On 5/30/22 20:23, Jin-oh Kang wrote:
On Tue, May 31, 2022, 7:52 AM Zebediah Figura wrote:
On 5/30/22 14:20, Jinoh Kang wrote:
+ + /* GetOverlappedResultEx() skips waiting for the event/file handle if the + * Status field indicates completion, and returns the result from the + * Information field. + * + * Hence, we have to ensure that writes to the Information field are seen + * from the other threads *before* writes to the Status field. + * + * Otherwise, a race condition results: if writing the Status field has + * been completed but the subsequent update to the Information field has + * not, the application may end up reading stale value from it. + * + * The race condition can be especially problematic with applications that + * use the HasOverlappedIoCompleted() macro in a tight loop to busy-wait + * for completion of overlapped I/O. + */ + MemoryBarrier(); /* TODO: consider replacing with a store-release. */ + *(volatile NTSTATUS *)status_ptr = status; }
static inline client_ptr_t iosb_client_ptr( IO_STATUS_BLOCK *io )
Unpaired MemoryBarrier() is pretty much always wrong. (In fact, I think unpaired anything would be, here.)
By pairing, do you mean that another MemoryBarrier() should follow the status write?

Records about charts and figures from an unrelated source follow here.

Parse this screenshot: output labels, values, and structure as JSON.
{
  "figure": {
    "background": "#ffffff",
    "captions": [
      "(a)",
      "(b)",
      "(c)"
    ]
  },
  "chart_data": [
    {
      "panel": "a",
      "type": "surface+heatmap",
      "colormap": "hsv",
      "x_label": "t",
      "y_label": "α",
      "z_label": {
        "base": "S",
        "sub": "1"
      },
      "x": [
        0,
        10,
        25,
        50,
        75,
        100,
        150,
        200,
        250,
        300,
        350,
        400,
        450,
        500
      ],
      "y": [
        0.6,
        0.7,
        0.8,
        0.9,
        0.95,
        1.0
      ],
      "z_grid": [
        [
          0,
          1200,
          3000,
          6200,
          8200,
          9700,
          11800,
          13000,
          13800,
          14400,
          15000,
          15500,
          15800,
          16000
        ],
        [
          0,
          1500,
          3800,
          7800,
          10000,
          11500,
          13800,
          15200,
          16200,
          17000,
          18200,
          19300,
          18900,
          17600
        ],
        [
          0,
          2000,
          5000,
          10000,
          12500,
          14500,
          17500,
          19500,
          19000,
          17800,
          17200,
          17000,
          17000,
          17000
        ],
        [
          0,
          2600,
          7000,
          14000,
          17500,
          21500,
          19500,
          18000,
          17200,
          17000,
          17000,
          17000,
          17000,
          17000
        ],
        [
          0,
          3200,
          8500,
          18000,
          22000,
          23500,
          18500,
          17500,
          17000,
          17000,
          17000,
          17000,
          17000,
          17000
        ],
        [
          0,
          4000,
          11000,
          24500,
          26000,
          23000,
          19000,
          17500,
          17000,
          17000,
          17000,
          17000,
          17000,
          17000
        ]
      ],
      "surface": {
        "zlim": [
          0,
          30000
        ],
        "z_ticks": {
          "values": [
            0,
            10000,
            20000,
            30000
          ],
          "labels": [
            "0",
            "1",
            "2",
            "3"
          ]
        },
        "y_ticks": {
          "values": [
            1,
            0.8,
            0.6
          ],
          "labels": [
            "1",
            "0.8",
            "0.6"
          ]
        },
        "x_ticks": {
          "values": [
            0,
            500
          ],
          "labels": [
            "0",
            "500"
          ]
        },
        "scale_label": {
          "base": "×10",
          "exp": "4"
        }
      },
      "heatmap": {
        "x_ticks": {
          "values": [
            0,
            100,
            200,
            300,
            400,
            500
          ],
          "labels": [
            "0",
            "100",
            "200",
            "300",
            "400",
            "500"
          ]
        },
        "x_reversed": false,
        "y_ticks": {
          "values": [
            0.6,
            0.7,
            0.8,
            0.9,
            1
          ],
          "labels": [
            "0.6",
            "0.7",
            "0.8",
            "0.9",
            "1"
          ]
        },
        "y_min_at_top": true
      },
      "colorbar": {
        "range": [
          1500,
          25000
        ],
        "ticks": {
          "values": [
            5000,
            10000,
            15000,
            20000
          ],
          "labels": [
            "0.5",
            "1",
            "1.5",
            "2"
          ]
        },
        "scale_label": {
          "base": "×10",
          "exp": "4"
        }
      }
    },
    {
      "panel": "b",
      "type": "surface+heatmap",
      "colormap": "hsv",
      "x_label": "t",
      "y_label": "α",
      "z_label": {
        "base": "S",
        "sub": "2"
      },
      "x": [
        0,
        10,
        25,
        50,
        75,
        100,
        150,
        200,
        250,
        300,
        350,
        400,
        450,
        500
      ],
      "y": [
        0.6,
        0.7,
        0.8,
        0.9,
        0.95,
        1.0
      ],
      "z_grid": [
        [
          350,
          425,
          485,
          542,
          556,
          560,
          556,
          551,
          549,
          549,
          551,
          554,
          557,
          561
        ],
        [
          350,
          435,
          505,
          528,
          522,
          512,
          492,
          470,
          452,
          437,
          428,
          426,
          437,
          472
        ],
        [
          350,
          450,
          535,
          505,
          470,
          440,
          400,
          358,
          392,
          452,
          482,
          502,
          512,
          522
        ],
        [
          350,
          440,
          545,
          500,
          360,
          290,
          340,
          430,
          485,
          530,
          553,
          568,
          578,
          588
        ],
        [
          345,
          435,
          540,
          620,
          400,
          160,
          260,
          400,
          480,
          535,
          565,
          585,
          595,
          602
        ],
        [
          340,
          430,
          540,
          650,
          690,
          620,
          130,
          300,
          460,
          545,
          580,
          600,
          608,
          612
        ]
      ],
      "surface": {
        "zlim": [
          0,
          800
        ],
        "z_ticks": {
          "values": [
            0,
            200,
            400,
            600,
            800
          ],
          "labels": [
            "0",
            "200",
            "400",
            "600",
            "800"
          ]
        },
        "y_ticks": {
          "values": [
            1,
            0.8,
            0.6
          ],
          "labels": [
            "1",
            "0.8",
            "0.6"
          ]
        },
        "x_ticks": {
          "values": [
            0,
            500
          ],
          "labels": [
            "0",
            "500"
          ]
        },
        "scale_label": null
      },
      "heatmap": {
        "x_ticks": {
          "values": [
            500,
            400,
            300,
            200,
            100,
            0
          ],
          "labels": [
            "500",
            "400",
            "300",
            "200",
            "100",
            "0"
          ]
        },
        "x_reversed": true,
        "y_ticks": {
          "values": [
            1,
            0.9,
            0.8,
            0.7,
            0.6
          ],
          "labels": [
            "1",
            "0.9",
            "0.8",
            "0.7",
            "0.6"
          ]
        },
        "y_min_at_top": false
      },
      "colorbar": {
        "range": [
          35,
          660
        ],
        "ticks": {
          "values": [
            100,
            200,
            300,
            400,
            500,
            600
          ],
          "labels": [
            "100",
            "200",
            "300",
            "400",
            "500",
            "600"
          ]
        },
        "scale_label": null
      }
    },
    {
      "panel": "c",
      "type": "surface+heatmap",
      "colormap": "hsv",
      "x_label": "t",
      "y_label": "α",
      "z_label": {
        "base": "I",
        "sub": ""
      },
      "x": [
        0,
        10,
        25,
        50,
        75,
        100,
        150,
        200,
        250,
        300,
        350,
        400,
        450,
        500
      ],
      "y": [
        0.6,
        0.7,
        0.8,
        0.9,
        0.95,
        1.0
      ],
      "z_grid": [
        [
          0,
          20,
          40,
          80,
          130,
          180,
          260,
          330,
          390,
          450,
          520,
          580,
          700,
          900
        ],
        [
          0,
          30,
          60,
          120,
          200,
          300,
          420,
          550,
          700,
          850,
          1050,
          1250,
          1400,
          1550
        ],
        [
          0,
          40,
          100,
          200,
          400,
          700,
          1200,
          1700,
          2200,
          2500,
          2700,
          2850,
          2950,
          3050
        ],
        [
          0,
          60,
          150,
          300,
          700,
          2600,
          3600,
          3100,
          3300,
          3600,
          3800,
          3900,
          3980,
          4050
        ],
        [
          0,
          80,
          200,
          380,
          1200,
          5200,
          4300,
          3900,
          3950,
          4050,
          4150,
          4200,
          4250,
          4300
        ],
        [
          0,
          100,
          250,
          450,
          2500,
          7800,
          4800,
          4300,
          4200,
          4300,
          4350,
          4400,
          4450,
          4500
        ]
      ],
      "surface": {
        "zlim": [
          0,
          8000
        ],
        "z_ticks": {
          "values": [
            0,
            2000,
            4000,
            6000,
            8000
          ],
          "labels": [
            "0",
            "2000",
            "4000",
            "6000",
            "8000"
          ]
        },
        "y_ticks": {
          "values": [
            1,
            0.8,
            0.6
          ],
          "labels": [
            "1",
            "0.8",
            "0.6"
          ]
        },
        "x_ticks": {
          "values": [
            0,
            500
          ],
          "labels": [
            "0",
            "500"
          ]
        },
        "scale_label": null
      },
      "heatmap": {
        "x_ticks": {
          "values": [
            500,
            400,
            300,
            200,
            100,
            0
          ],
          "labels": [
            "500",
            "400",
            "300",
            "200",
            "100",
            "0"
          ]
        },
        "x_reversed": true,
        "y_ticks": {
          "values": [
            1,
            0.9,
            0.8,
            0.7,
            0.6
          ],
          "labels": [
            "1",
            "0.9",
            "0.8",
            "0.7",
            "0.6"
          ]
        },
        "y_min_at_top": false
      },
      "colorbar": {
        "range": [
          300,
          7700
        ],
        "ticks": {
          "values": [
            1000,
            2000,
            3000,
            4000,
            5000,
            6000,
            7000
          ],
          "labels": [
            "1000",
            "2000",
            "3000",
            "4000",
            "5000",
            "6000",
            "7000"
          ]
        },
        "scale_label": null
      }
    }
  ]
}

No. We need another memory barrier in GetOverlappedResult(). The point of a memory barrier is that if you have two pairs of memory operations (read or write) which must be perceived as happening "in order" across threads, you place a memory barrier in the middle of each pair. That is, if thread 1 executes ops A and B, and thread 2 executes ops C and D, you need a barrier between A and B, but also a barrier between C and D. The following image (stolen and adapted from the Linux kernel documentation) may be illustrative: CPU 1 CPU 2 =============== =============== WRITE_ONCE(a, 1); x = READ_ONCE(b); <write barrier> <--------> <read barrier> WRITE_ONCE(b, 2); y = READ_ONCE(a); You need to do this because the compiler—and, more importantly, the CPU—is free to reorder the instructions on *both* sides. If, as in the above example, you need "x == 2" to imply "y == 1", the write barrier alone is not enough to achieve this, because the CPU can *also* reorder the reads. The same applies to atomic operations that aren't just RMW. E.g. a store-release (to Status) would be correct here, and more efficient than a barrier, but it has to be paired with a read-acquire (also of Status) in GetOverlappedResult().